Interleukin (IL)-13 and IL-4 are pleiotropic immunoregulatory cytokines that share many overlapping biological properties reflecting the fact that both can utilize a receptor complex composed of the IL-4 receptor-alpha (IL-4R alpha) chain and the IL-13R alpha chain. The cytoplasmic domain of the IL-13R alpha is 60 amino acids long and is essential for IL-13-dependent growth. it contains a Pro-rich domain in the membrane-proximal region and two Tyr residues. Here we show that a truncated H-13R alpha, lacking the 38 carboxyl-terminal residues but retaining the Pro-rich region, can support IL-13-dependent proliferation, although with reduced efficiency. A Y402F mutant of the cytoplasmic domain of IL-13R alpha supported normal IL-13-induced growth. However, tyrosine phosphorylation of signal transducer and activator of transcription 3 (STAT3), which we show is induced by IL-13 and IL-4 in cells that express the IL-13R alpha, was significantly reduced. The cytoplasmic domain of IL-13R alpha was constitutively associated with STAT3, Tyk2, and Janus kinase 1 (JAK1). IL-13-induced tyrosine phosphorylation of IL-13R alpha in vivo could not be detected using anti-Tyr(P) antibodies.
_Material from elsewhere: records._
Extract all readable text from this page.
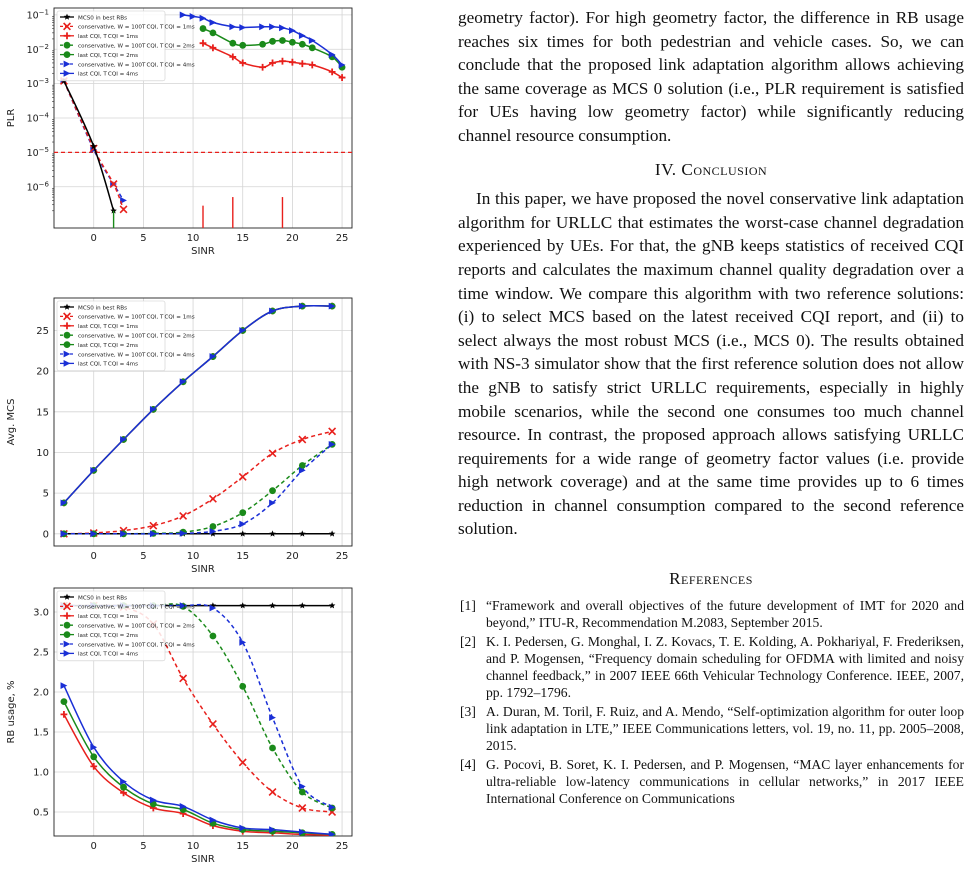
0	5	10	15	20	25
$10^{-6}$
$10^{-5}$
$10^{-4}$
$10^{-3}$
$10^{-2}$
$10^{-1}$
SINR
PLR
MCS0 in best RBs
conservative, W = 100T CQI, T CQI = 1ms
last CQI, T CQI = 1ms
conservative, W = 100T CQI, T CQI = 2ms
last CQI, T CQI = 2ms
conservative, W = 100T CQI, T CQI = 4ms
last CQI, T CQI = 4ms
0	5	10	15	20	25
0
5
10
15
20
25
SINR
Avg. MCS
MCS0 in best RBs
conservative, W = 100T CQI, T CQI = 1ms
last CQI, T CQI = 1ms
conservative, W = 100T CQI, T CQI = 2ms
last CQI, T CQI = 2ms
conservative, W = 100T CQI, T CQI = 4ms
last CQI, T CQI = 4ms
0	5	10	15	20	25
0.5
1.0
1.5
2.0
2.5
3.0
SINR
RB usage, %
MCS0 in best RBs
conservative, W = 100T CQI, T CQI = 1ms
last CQI, T CQI = 1ms
conservative, W = 100T CQI, T CQI = 2ms
last CQI, T CQI = 2ms
conservative, W = 100T CQI, T CQI = 4ms
last CQI, T CQI = 4ms

geometry factor). For high geometry factor, the difference in RB usage reaches six times for both pedestrian and vehicle cases. So, we can conclude that the proposed link adaptation algorithm allows achieving the same coverage as MCS 0 solution (i.e., PLR requirement is satisfied for UEs having low geometry factor) while significantly reducing channel resource consumption.

IV. Conclusion

In this paper, we have proposed the novel conservative link adaptation algorithm for URLLC that estimates the worst-case channel degradation experienced by UEs. For that, the gNB keeps statistics of received CQI reports and calculates the maximum channel quality degradation over a time window. We compare this algorithm with two reference solutions: (i) to select MCS based on the latest received CQI report, and (ii) to select always the most robust MCS (i.e., MCS 0). The results obtained with NS-3 simulator show that the first reference solution does not allow the gNB to satisfy strict URLLC requirements, especially in highly mobile scenarios, while the second one consumes too much channel resource. In contrast, the proposed approach allows satisfying URLLC requirements for a wide range of geometry factor values (i.e. provide high network coverage) and at the same time provides up to 6 times reduction in channel consumption compared to the second reference solution.

References
[1] “Framework and overall objectives of the future development of IMT for 2020 and beyond,” ITU-R, Recommendation M.2083, September 2015.
[2] K. I. Pedersen, G. Monghal, I. Z. Kovacs, T. E. Kolding, A. Pokhariyal, F. Frederiksen, and P. Mogensen, “Frequency domain scheduling for OFDMA with limited and noisy channel feedback,” in 2007 IEEE 66th Vehicular Technology Conference. IEEE, 2007, pp. 1792–1796.
[3] A. Duran, M. Toril, F. Ruiz, and A. Mendo, “Self-optimization algorithm for outer loop link adaptation in LTE,” IEEE Communications letters, vol. 19, no. 11, pp. 2005–2008, 2015.
[4] G. Pocovi, B. Soret, K. I. Pedersen, and P. Mogensen, “MAC layer enhancements for ultra-reliable low-latency communications in cellular networks,” in 2017 IEEE International Conference on Communications
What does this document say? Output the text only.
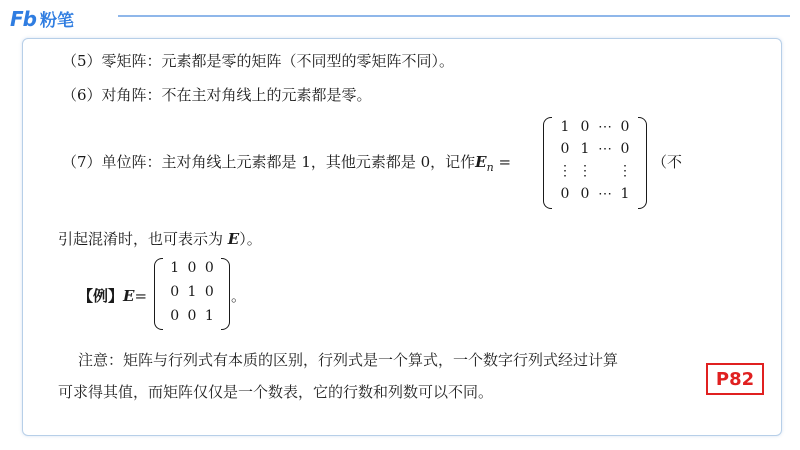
Fb 粉笔
（5）零矩阵：元素都是零的矩阵（不同型的零矩阵不同）。
（6）对角阵：不在主对角线上的元素都是零。
（7）单位阵：主对角线上元素都是 1，其他元素都是 0，记作$E_n$ =
1 0 ⋯ 0
0 1 ⋯ 0
⋮ ⋮ ⋮
0 0 ⋯ 1
（不
引起混淆时，也可表示为 E）。
【例】E=
1 0 0
0 1 0
0 0 1
。
注意：矩阵与行列式有本质的区别，行列式是一个算式，一个数字行列式经过计算
可求得其值，而矩阵仅仅是一个数表，它的行数和列数可以不同。
P82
A glutathione S-transferase fusion protein of the cytoplasmic domain of IL-13R alpha was phosphorylated on tyrosine in vitro by JAK1, JAK3, and Tyk2, although the tyrosine phosphorylation events mediated by Tyk2 and JAK3 were not detectable using anti-phosphotyrosine antibodies. These data, together with the demonstration that IL-13R alpha associates constitutively with Tyk2 and that Tyr-402 is involved in IL-13-induced phosphorylation of STAT3, suggest that the latter is mediated by Tyk2. Tyrosine phosphorylation of STAT3, which was not necessary for IL-13-induced proliferation, may account for some of the effects of IL-4 and IL-13 on the function of their targets.